We had been viewing various buildings and sculptures and paintings for weeks, even taking a trip to Pompeii and the archeological museum of Naples, but no piece of art had ever reached out to me in the way that this one did.

Perhaps part of it was the melody of her name: Niobide Chiaramonti.  Ne-OH-bee-day Key-are-a-MON-tee.  The words wrap around my native-English tongue like a delicious piece of dark chocolate.

Perhaps part of it was the professor’s choice to call on me and my ability to put aside my awe of the art and objectively and analytically define her Hellenistic properties and Greek-style origins.

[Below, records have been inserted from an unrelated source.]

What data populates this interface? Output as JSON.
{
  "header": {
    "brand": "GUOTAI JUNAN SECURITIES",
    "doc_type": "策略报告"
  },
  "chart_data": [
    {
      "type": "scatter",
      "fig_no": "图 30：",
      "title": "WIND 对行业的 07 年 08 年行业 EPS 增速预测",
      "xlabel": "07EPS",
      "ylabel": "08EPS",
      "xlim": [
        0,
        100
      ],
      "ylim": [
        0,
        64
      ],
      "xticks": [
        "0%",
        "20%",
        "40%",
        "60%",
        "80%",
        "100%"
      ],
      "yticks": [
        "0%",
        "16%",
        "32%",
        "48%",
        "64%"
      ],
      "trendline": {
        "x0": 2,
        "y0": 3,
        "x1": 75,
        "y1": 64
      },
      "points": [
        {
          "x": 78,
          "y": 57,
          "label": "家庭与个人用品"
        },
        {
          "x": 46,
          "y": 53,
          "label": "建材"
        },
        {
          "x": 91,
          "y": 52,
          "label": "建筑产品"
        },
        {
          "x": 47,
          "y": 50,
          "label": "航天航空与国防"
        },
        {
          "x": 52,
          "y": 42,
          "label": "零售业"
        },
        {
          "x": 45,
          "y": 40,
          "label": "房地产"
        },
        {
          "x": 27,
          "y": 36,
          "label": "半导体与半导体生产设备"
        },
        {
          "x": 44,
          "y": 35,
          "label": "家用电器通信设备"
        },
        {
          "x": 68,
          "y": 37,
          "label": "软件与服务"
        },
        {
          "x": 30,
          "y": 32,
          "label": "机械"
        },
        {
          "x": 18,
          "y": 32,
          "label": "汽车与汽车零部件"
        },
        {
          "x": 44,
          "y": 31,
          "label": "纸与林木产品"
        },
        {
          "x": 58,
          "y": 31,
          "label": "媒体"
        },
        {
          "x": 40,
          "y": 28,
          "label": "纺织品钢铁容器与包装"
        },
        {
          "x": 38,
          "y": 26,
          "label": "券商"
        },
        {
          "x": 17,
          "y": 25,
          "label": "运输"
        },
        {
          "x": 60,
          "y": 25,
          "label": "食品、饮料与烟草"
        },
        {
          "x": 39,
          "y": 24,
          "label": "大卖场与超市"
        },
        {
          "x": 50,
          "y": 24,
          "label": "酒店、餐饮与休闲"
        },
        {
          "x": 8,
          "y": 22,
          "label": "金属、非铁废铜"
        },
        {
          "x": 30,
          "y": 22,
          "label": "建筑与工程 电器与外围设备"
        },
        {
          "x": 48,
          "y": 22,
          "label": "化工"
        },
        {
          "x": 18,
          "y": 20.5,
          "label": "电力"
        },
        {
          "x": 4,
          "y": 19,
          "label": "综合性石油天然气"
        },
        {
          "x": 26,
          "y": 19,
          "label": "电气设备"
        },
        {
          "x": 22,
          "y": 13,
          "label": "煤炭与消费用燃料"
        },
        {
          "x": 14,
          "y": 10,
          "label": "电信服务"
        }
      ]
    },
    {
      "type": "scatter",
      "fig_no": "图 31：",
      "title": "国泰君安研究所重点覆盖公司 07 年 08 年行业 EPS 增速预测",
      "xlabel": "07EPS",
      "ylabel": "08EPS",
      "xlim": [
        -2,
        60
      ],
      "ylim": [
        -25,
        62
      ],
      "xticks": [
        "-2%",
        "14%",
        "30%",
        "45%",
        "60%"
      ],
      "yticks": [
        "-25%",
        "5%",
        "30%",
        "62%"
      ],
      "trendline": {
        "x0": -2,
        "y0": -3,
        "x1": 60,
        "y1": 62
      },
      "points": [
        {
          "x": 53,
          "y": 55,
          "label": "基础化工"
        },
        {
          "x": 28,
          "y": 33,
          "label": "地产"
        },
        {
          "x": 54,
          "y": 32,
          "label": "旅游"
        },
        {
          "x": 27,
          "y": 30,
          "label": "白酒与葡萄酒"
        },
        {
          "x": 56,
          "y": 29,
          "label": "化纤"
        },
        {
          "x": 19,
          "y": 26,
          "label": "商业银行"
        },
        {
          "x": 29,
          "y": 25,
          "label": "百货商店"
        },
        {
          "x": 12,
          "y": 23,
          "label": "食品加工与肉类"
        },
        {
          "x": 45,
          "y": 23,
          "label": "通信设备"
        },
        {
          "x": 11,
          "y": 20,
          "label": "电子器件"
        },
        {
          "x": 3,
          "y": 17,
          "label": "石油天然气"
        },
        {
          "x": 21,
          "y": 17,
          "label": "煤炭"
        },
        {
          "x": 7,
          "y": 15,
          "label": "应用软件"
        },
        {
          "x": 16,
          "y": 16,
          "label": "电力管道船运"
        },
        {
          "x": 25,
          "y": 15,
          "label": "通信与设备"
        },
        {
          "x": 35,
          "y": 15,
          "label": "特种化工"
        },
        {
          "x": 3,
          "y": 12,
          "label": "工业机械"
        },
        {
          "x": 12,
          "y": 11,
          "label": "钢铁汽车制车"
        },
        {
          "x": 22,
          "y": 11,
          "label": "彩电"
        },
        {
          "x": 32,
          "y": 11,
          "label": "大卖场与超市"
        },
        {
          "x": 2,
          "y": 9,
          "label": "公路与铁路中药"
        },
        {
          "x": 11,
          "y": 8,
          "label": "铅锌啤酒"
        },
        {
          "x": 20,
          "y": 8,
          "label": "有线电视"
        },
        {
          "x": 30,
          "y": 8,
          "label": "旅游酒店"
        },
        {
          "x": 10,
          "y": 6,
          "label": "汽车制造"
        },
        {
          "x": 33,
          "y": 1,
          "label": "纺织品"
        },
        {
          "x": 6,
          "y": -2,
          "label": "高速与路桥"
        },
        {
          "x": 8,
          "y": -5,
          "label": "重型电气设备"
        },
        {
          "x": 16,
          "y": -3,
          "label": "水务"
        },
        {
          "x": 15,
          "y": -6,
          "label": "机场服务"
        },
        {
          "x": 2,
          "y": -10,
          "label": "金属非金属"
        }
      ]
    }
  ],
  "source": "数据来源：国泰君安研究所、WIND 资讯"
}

Perhaps it is her missing pieces – I’m sure our dear niobide at one point had a head and arms, but by the time she was found in Chiaramonti, Sardinia, they had been misplaced, so we as scholars can only guess what her facial expression portrayed or how her arms also emphasized her desperate flight.

But I think the real reason this particular sculpture has stuck with me while so many others have faded back into textbooks and 3×5 notecards to be memorized is that I empathized with her motion.  I felt like she was constantly on the move, constantly running away from one thing and towards something entirely different, but not entirely sure where she was going at such high speeds.  I felt like in her eternal motion, there was also a stillness, a calm, a desire to find peace in the storm.  I felt like the beauty of this piece is that her face was missing, because I’m not sure how a sculptor could adequately carve the juxtaposition of motion and stillness, of panic and peace.

I love this sculpture because I feel like she embodies how I so often feel, like I am craving peace in a confusing world, that I (like the U2 song) am “running to stand still.”

And that’s also the inspiration and hope for the general theme of this blog – that in all my movement, in all the stresses of my life, that I may also be constantly searching for that place of calm and peace in the midst of the movement.